Program inovasi Kampung Bantar (Bersih, Aman dan Pintar) dan Bangkit Berdaya (Bangun Kelurahan secara Intensif Berasaskan Swadaya), merupakan program unggulan Pemkot Jambi yang telah menasional, bahkan mendunia.

Inovasi Bangkit Berdaya masuk jajaran 30 besar inovasi dunia yang meraih penghargaan IOPD Recognition Awards di Montreal Kanada, pada 2017.

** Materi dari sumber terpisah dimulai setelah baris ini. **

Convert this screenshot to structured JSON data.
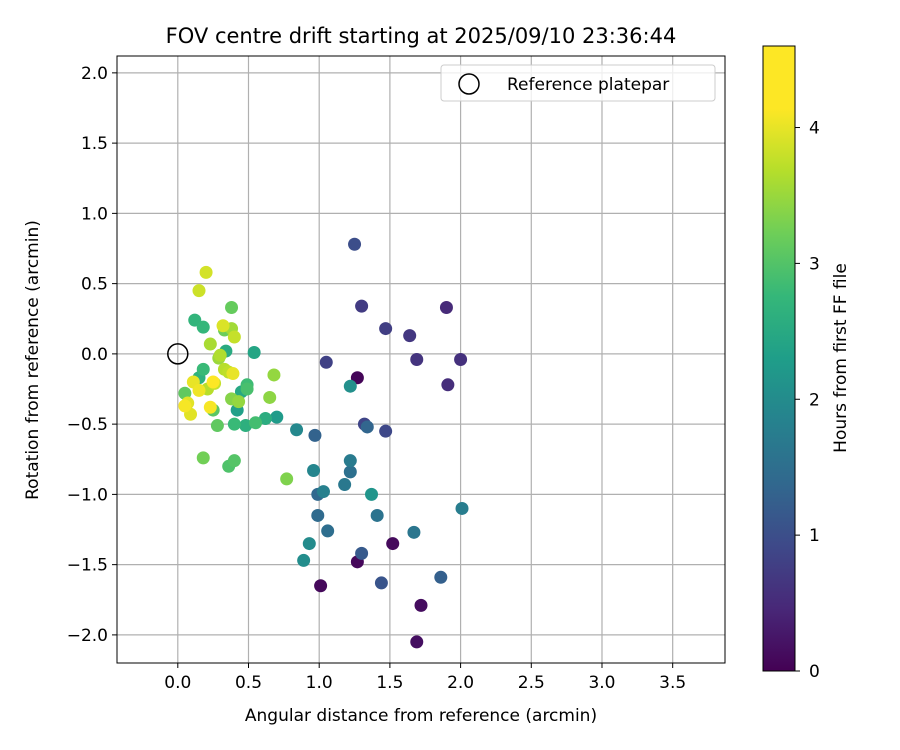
{
  "chart_data": {
    "type": "scatter",
    "title": "FOV centre drift starting at 2025/09/10 23:36:44",
    "xlabel": "Angular distance from reference (arcmin)",
    "ylabel": "Rotation from reference (arcmin)",
    "xlim": [
      -0.43,
      3.87
    ],
    "ylim": [
      -2.2,
      2.12
    ],
    "grid": true,
    "legend": {
      "label": "Reference platepar",
      "location": "top-right"
    },
    "colorbar": {
      "label": "Hours from first FF file",
      "colormap": "viridis",
      "range": [
        0,
        4.6
      ],
      "ticks": [
        0,
        1,
        2,
        3,
        4
      ]
    },
    "x_ticks": [
      {
        "value": 0.0,
        "label": "0.0"
      },
      {
        "value": 0.5,
        "label": "0.5"
      },
      {
        "value": 1.0,
        "label": "1.0"
      },
      {
        "value": 1.5,
        "label": "1.5"
      },
      {
        "value": 2.0,
        "label": "2.0"
      },
      {
        "value": 2.5,
        "label": "2.5"
      },
      {
        "value": 3.0,
        "label": "3.0"
      },
      {
        "value": 3.5,
        "label": "3.5"
      }
    ],
    "y_ticks": [
      {
        "value": 2.0,
        "label": "2.0"
      },
      {
        "value": 1.5,
        "label": "1.5"
      },
      {
        "value": 1.0,
        "label": "1.0"
      },
      {
        "value": 0.5,
        "label": "0.5"
      },
      {
        "value": 0.0,
        "label": "0.0"
      },
      {
        "value": -0.5,
        "label": "−0.5"
      },
      {
        "value": -1.0,
        "label": "−1.0"
      },
      {
        "value": -1.5,
        "label": "−1.5"
      },
      {
        "value": -2.0,
        "label": "−2.0"
      }
    ],
    "reference_point": {
      "x": 0.0,
      "y": 0.0
    },
    "points": [
      {
        "x": 1.27,
        "y": -0.17,
        "h": 0.05
      },
      {
        "x": 1.27,
        "y": -1.48,
        "h": 0.08
      },
      {
        "x": 1.01,
        "y": -1.65,
        "h": 0.1
      },
      {
        "x": 1.52,
        "y": -1.35,
        "h": 0.12
      },
      {
        "x": 1.72,
        "y": -1.79,
        "h": 0.15
      },
      {
        "x": 1.69,
        "y": -2.05,
        "h": 0.18
      },
      {
        "x": 1.9,
        "y": 0.33,
        "h": 0.55
      },
      {
        "x": 1.91,
        "y": -0.22,
        "h": 0.6
      },
      {
        "x": 2.0,
        "y": -0.04,
        "h": 0.65
      },
      {
        "x": 1.69,
        "y": -0.04,
        "h": 0.7
      },
      {
        "x": 1.64,
        "y": 0.13,
        "h": 0.75
      },
      {
        "x": 1.3,
        "y": 0.34,
        "h": 0.8
      },
      {
        "x": 1.47,
        "y": 0.18,
        "h": 0.85
      },
      {
        "x": 1.05,
        "y": -0.06,
        "h": 0.9
      },
      {
        "x": 1.32,
        "y": -0.5,
        "h": 0.95
      },
      {
        "x": 1.47,
        "y": -0.55,
        "h": 1.0
      },
      {
        "x": 1.25,
        "y": 0.78,
        "h": 1.1
      },
      {
        "x": 1.44,
        "y": -1.63,
        "h": 1.2
      },
      {
        "x": 1.3,
        "y": -1.42,
        "h": 1.3
      },
      {
        "x": 1.86,
        "y": -1.59,
        "h": 1.4
      },
      {
        "x": 0.97,
        "y": -0.58,
        "h": 1.45
      },
      {
        "x": 1.34,
        "y": -0.52,
        "h": 1.5
      },
      {
        "x": 0.99,
        "y": -1.0,
        "h": 1.55
      },
      {
        "x": 0.99,
        "y": -1.15,
        "h": 1.6
      },
      {
        "x": 1.06,
        "y": -1.26,
        "h": 1.65
      },
      {
        "x": 1.22,
        "y": -0.84,
        "h": 1.7
      },
      {
        "x": 1.41,
        "y": -1.15,
        "h": 1.75
      },
      {
        "x": 1.67,
        "y": -1.27,
        "h": 1.8
      },
      {
        "x": 1.18,
        "y": -0.93,
        "h": 1.85
      },
      {
        "x": 1.22,
        "y": -0.76,
        "h": 1.9
      },
      {
        "x": 2.01,
        "y": -1.1,
        "h": 1.95
      },
      {
        "x": 1.03,
        "y": -0.98,
        "h": 2.0
      },
      {
        "x": 0.96,
        "y": -0.83,
        "h": 2.1
      },
      {
        "x": 0.84,
        "y": -0.54,
        "h": 2.15
      },
      {
        "x": 0.93,
        "y": -1.35,
        "h": 2.2
      },
      {
        "x": 0.89,
        "y": -1.47,
        "h": 2.25
      },
      {
        "x": 1.22,
        "y": -0.23,
        "h": 2.3
      },
      {
        "x": 1.37,
        "y": -1.0,
        "h": 2.4
      },
      {
        "x": 0.7,
        "y": -0.45,
        "h": 2.5
      },
      {
        "x": 0.42,
        "y": -0.4,
        "h": 2.6
      },
      {
        "x": 0.54,
        "y": 0.01,
        "h": 2.7
      },
      {
        "x": 0.45,
        "y": -0.27,
        "h": 2.75
      },
      {
        "x": 0.34,
        "y": 0.02,
        "h": 2.8
      },
      {
        "x": 0.62,
        "y": -0.46,
        "h": 2.85
      },
      {
        "x": 0.48,
        "y": -0.51,
        "h": 2.9
      },
      {
        "x": 0.15,
        "y": -0.17,
        "h": 2.95
      },
      {
        "x": 0.12,
        "y": 0.24,
        "h": 3.0
      },
      {
        "x": 0.18,
        "y": 0.19,
        "h": 3.05
      },
      {
        "x": 0.18,
        "y": -0.11,
        "h": 3.1
      },
      {
        "x": 0.4,
        "y": -0.5,
        "h": 3.1
      },
      {
        "x": 0.49,
        "y": -0.22,
        "h": 3.15
      },
      {
        "x": 0.55,
        "y": -0.49,
        "h": 3.2
      },
      {
        "x": 0.49,
        "y": -0.25,
        "h": 3.25
      },
      {
        "x": 0.36,
        "y": -0.8,
        "h": 3.3
      },
      {
        "x": 0.4,
        "y": -0.76,
        "h": 3.35
      },
      {
        "x": 0.25,
        "y": -0.4,
        "h": 3.4
      },
      {
        "x": 0.28,
        "y": -0.51,
        "h": 3.45
      },
      {
        "x": 0.05,
        "y": -0.28,
        "h": 3.45
      },
      {
        "x": 0.38,
        "y": 0.33,
        "h": 3.5
      },
      {
        "x": 0.33,
        "y": 0.17,
        "h": 3.55
      },
      {
        "x": 0.18,
        "y": -0.74,
        "h": 3.6
      },
      {
        "x": 0.77,
        "y": -0.89,
        "h": 3.7
      },
      {
        "x": 0.38,
        "y": -0.32,
        "h": 3.75
      },
      {
        "x": 0.65,
        "y": -0.31,
        "h": 3.8
      },
      {
        "x": 0.43,
        "y": -0.34,
        "h": 3.85
      },
      {
        "x": 0.68,
        "y": -0.15,
        "h": 3.85
      },
      {
        "x": 0.29,
        "y": -0.03,
        "h": 3.9
      },
      {
        "x": 0.38,
        "y": 0.18,
        "h": 3.95
      },
      {
        "x": 0.23,
        "y": 0.07,
        "h": 4.0
      },
      {
        "x": 0.3,
        "y": -0.01,
        "h": 4.05
      },
      {
        "x": 0.21,
        "y": -0.25,
        "h": 4.1
      },
      {
        "x": 0.33,
        "y": -0.11,
        "h": 4.1
      },
      {
        "x": 0.36,
        "y": -0.13,
        "h": 4.15
      },
      {
        "x": 0.26,
        "y": -0.21,
        "h": 4.2
      },
      {
        "x": 0.4,
        "y": 0.12,
        "h": 4.2
      },
      {
        "x": 0.15,
        "y": 0.45,
        "h": 4.25
      },
      {
        "x": 0.2,
        "y": 0.58,
        "h": 4.3
      },
      {
        "x": 0.32,
        "y": 0.2,
        "h": 4.35
      },
      {
        "x": 0.09,
        "y": -0.43,
        "h": 4.4
      },
      {
        "x": 0.07,
        "y": -0.35,
        "h": 4.4
      },
      {
        "x": 0.39,
        "y": -0.14,
        "h": 4.45
      },
      {
        "x": 0.11,
        "y": -0.2,
        "h": 4.45
      },
      {
        "x": 0.15,
        "y": -0.26,
        "h": 4.5
      },
      {
        "x": 0.05,
        "y": -0.37,
        "h": 4.55
      },
      {
        "x": 0.23,
        "y": -0.38,
        "h": 4.55
      },
      {
        "x": 0.25,
        "y": -0.2,
        "h": 4.6
      }
    ]
  }
}
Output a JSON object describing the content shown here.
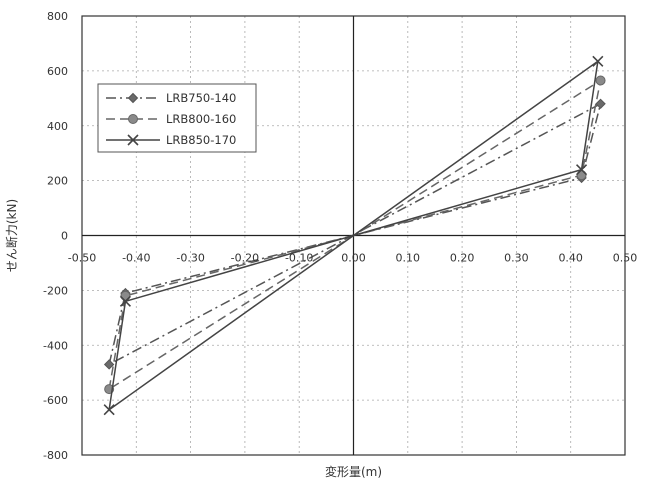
{
  "chart_data": {
    "type": "line",
    "title": "",
    "xlabel": "変形量(m)",
    "ylabel": "せん断力(kN)",
    "xlim": [
      -0.5,
      0.5
    ],
    "ylim": [
      -800,
      800
    ],
    "xticks": [
      "-0.50",
      "-0.40",
      "-0.30",
      "-0.20",
      "-0.10",
      "0.00",
      "0.10",
      "0.20",
      "0.30",
      "0.40",
      "0.50"
    ],
    "yticks": [
      "800",
      "600",
      "400",
      "200",
      "0",
      "-200",
      "-400",
      "-600",
      "-800"
    ],
    "grid": true,
    "legend_position": "upper-left",
    "series": [
      {
        "name": "LRB750-140",
        "marker": "diamond",
        "dash": "dash-dot",
        "color": "#555555",
        "x": [
          -0.45,
          -0.42,
          0.42,
          0.455,
          -0.45
        ],
        "y": [
          -470,
          -210,
          210,
          480,
          -470
        ]
      },
      {
        "name": "LRB800-160",
        "marker": "circle",
        "dash": "dashed",
        "color": "#666666",
        "x": [
          -0.45,
          -0.42,
          0.42,
          0.455,
          -0.45
        ],
        "y": [
          -560,
          -220,
          220,
          565,
          -560
        ]
      },
      {
        "name": "LRB850-170",
        "marker": "x",
        "dash": "solid",
        "color": "#444444",
        "x": [
          -0.45,
          -0.42,
          0.42,
          0.45,
          -0.45
        ],
        "y": [
          -635,
          -240,
          240,
          635,
          -635
        ]
      }
    ]
  }
}
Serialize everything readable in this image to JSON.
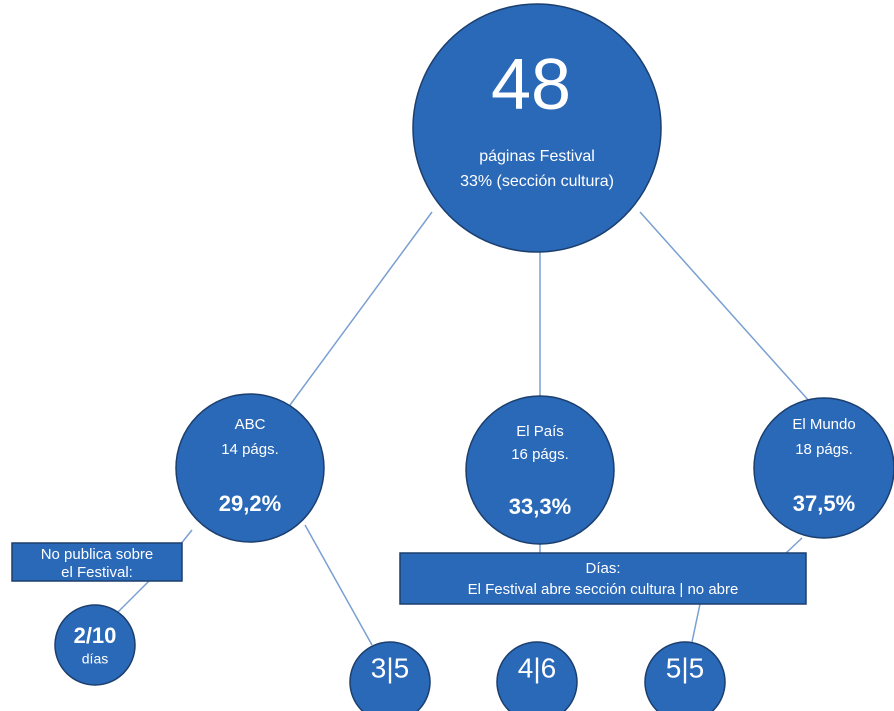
{
  "root": {
    "value": "48",
    "line1": "páginas Festival",
    "line2": "33% (sección cultura)"
  },
  "papers": [
    {
      "name": "ABC",
      "pages": "14 págs.",
      "share": "29,2%"
    },
    {
      "name": "El País",
      "pages": "16 págs.",
      "share": "33,3%"
    },
    {
      "name": "El Mundo",
      "pages": "18 págs.",
      "share": "37,5%"
    }
  ],
  "no_publish_box": {
    "line1": "No publica sobre",
    "line2": "el Festival:"
  },
  "no_publish_circle": {
    "value": "2/10",
    "unit": "días"
  },
  "days_box": {
    "line1": "Días:",
    "line2": "El Festival abre sección cultura | no abre"
  },
  "days": [
    "3|5",
    "4|6",
    "5|5"
  ]
}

Kedua program inovasi tersebut diciptakan Syarif Fasha selaras dengan tujuan nasional pemerintah dalam menanggulangi permasalahan klasik perkotaan, kemiskinan dan kualitas serta kuantitas utilitas perkotaan yang masih rendah.

"Dengan adanya Bangkit Berdaya dan Kampung Bantar, pemerataan pembangunan di setiap kelurahan dalam Kota Jambi dapat teratasi, dan dampak pengganda lainnya adalah turut menurunkan indeks kemiskinan di Kota Jambi,"jelasnya.


"Dan pada hari ini saya selaku ketua TKPK Kota Jambi mengingatkan semua OPD agar semua bantuan yang ada dimasing-masing dinas dapat disatukan sesuai dengan peruntukan bagi masyarakat, "tegasnya.

Kemudian juga semua dinas benar-benar mendata bagi masyarakat yang sangat miskin serta bagi masyarakat yang sebelumya miskin sudah mencapai sejahtera tidak mendapatkan bantuan dari Pemerintah.

Bagi Bappeda Kota Jambi segera membuat alokasi pendanaan juga membuat program kerja dalam penanggulangan kemiskinan pada pertemuan 3 (tiga) bulan.(Inro).